For safety reasons, hydrodynamic bearings are preferred even when the rotational speed is not very high, because an oil supply of 50 to 1000 bar represents a risk. This is z. B. not included in turbines despite possible power savings. An additional oil pump (<50 bar) is only switched on when the turbines rarely stop and restart.
Hydrostatic plain bearings are preferred where shafts (e.g. machine tool spindles) have to run as centrically as possible. But about 90% of all plain bearings run hydrodynamically.
The hydrodynamic plain bearing is mainly used in large and heavy machine construction, where heavy shafts with large diameters (high circumferential speeds) have to be stored. A typical example is the bearing of the long shafts of a turbine generator machine group in electric power plants. This is not stopped for months, which is why the start-up and shutdown times (possible wear, but mostly hydrostatically supported) are negligible.

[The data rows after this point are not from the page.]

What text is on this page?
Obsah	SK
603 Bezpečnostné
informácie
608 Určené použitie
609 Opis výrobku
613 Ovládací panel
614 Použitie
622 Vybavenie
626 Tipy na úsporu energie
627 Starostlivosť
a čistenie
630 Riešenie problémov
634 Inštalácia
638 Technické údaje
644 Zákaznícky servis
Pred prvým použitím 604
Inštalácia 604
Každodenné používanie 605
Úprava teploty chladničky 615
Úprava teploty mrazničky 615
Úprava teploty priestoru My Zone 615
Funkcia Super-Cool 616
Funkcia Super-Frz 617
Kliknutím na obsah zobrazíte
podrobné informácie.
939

In internal combustion engines , the crankshaft bearings act i. d. R. hydrodynamic. When the engine is started, the pressure of the oil pump is also added. In the case of large engines (e.g. marine engines), the oil pump system is started in advance so that the lubrication is already improved at start-up. When the motor vehicle engines start up, there is initially only mixed friction. Your bearings have to get by with the oil still adhering from previous use.

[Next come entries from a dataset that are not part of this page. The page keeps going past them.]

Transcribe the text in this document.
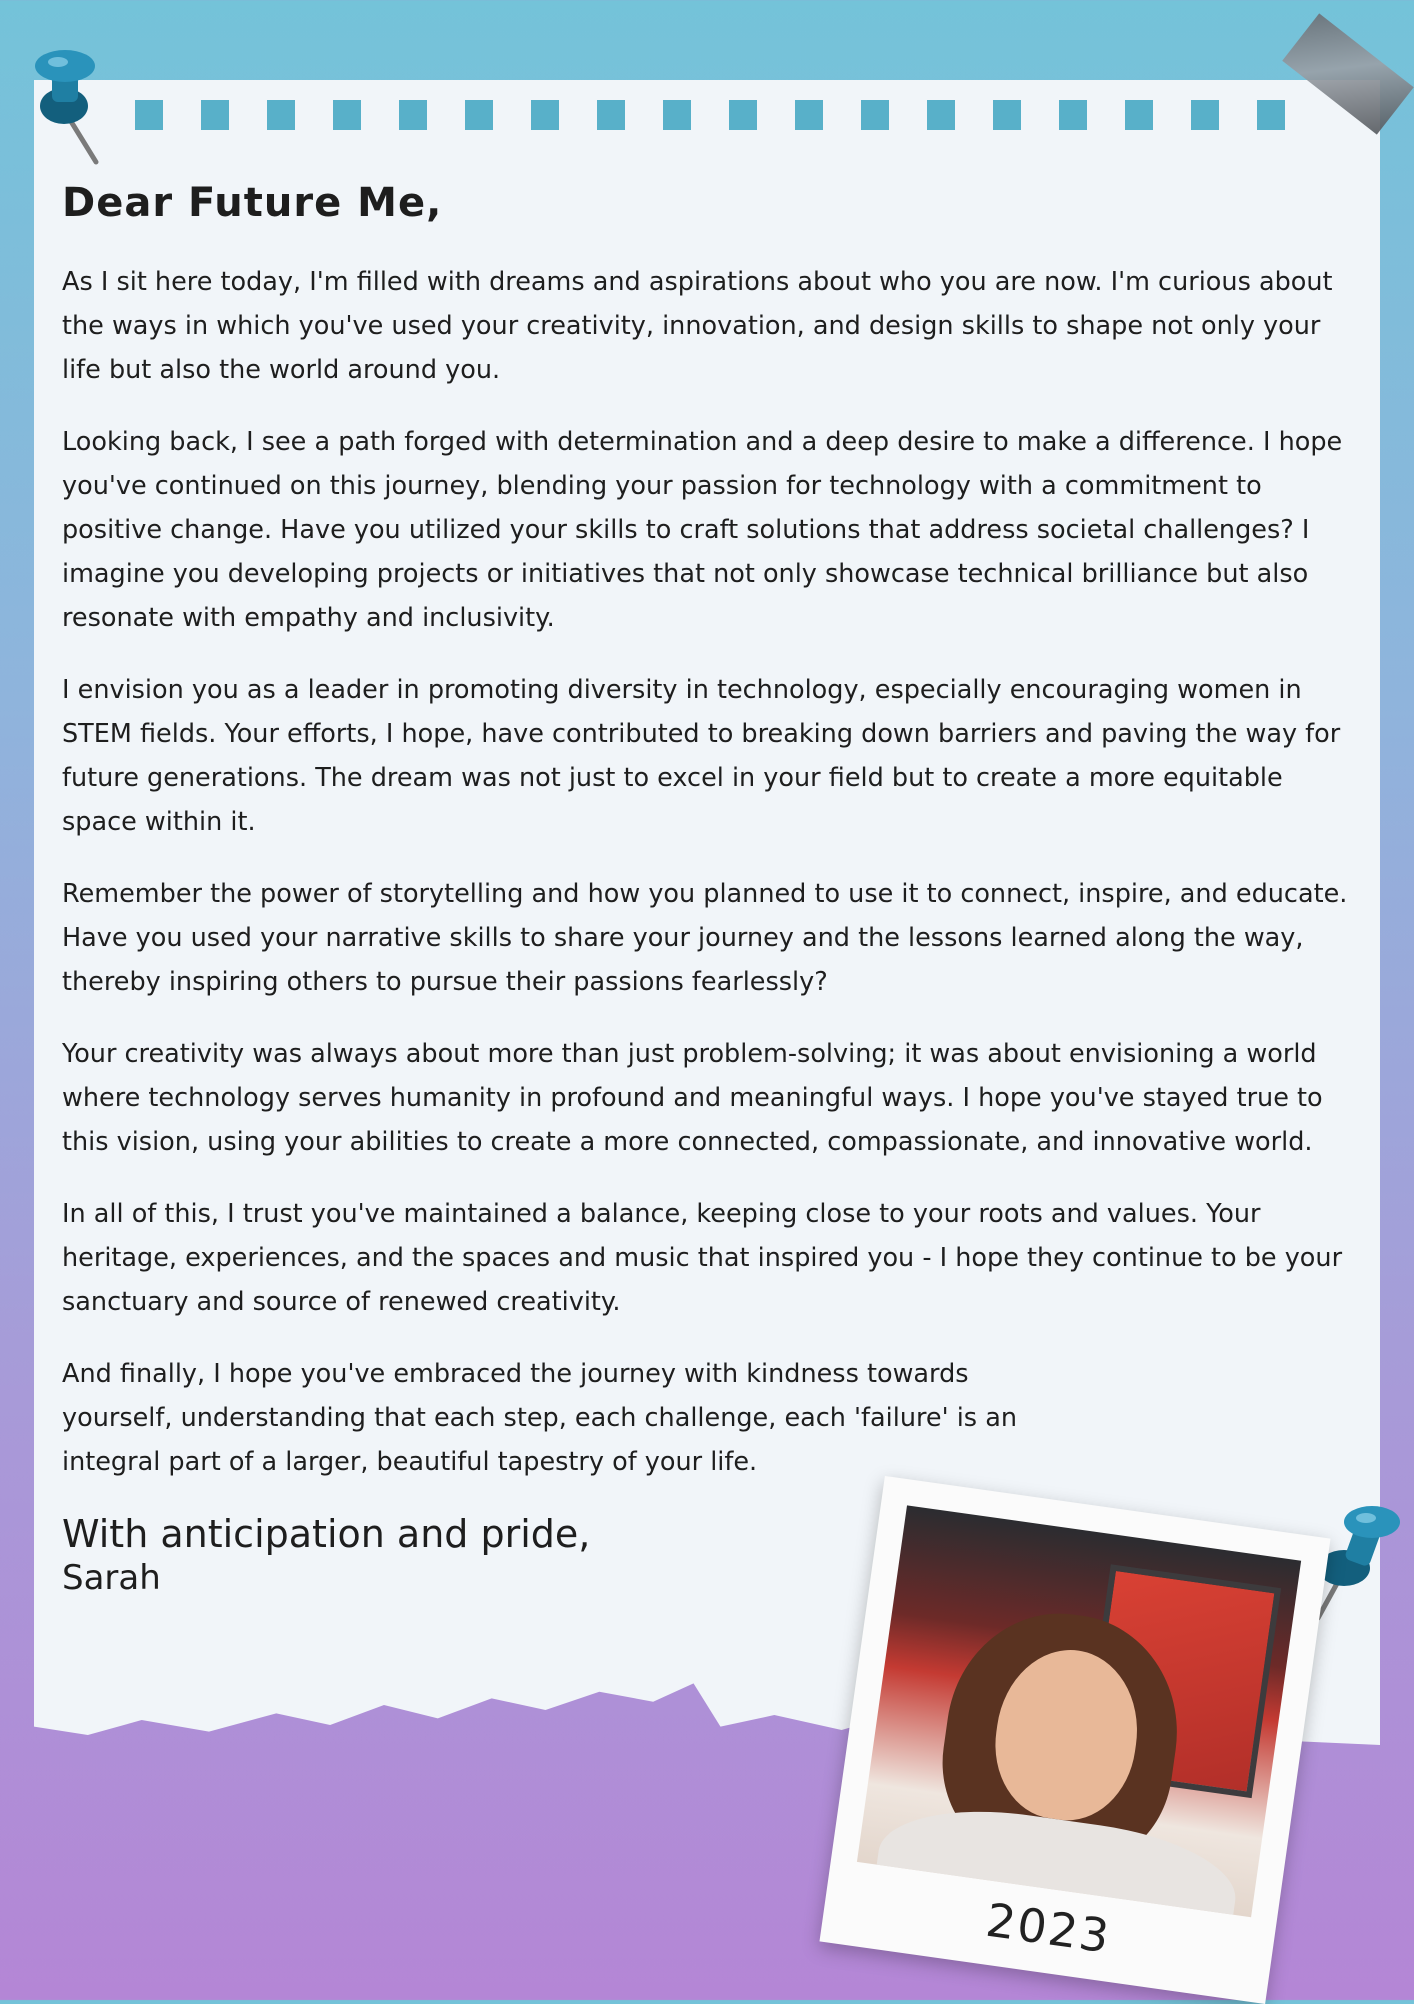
Dear Future Me,

As I sit here today, I'm filled with dreams and aspirations about who you are now. I'm curious about the ways in which you've used your creativity, innovation, and design skills to shape not only your life but also the world around you.

Looking back, I see a path forged with determination and a deep desire to make a difference. I hope you've continued on this journey, blending your passion for technology with a commitment to positive change. Have you utilized your skills to craft solutions that address societal challenges? I imagine you developing projects or initiatives that not only showcase technical brilliance but also resonate with empathy and inclusivity.

I envision you as a leader in promoting diversity in technology, especially encouraging women in STEM fields. Your efforts, I hope, have contributed to breaking down barriers and paving the way for future generations. The dream was not just to excel in your field but to create a more equitable space within it.

Remember the power of storytelling and how you planned to use it to connect, inspire, and educate. Have you used your narrative skills to share your journey and the lessons learned along the way, thereby inspiring others to pursue their passions fearlessly?

Your creativity was always about more than just problem-solving; it was about envisioning a world where technology serves humanity in profound and meaningful ways. I hope you've stayed true to this vision, using your abilities to create a more connected, compassionate, and innovative world.

In all of this, I trust you've maintained a balance, keeping close to your roots and values. Your heritage, experiences, and the spaces and music that inspired you - I hope they continue to be your sanctuary and source of renewed creativity.

And finally, I hope you've embraced the journey with kindness towards yourself, understanding that each step, each challenge, each 'failure' is an integral part of a larger, beautiful tapestry of your life.

With anticipation and pride,

Sarah

2023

Hydrodynamic plain bearings are also advantageous for extremely fast rotating runners, e.g. B. can be used in turbo machines and turbochargers . In the spindle motor of hard disk drives, they are used both as hydrodynamic and aerodynamic slide bearings ( air bearings , “lubricant” is air). With the aerodynamic slide bearing, the read heads float on an air cushion above the hard drives.
- The micro-roughness on the surfaces of the shaft and bearing shell store the lubricant. Tests have shown that surfaces that are too smooth or even polished reduce the load-bearing capacity and service life of the bearing. The special features of these friction conditions are examined and described by tribology .
- A small remaining distance is required so that there is a force couple as a reaction torque against the torque loss due to friction in the oil.
- Hans Herbert Ott: Machine Design , Volume IIIb, Lectures at the ETH Zurich , AMIV-Verlag Zurich, 1978.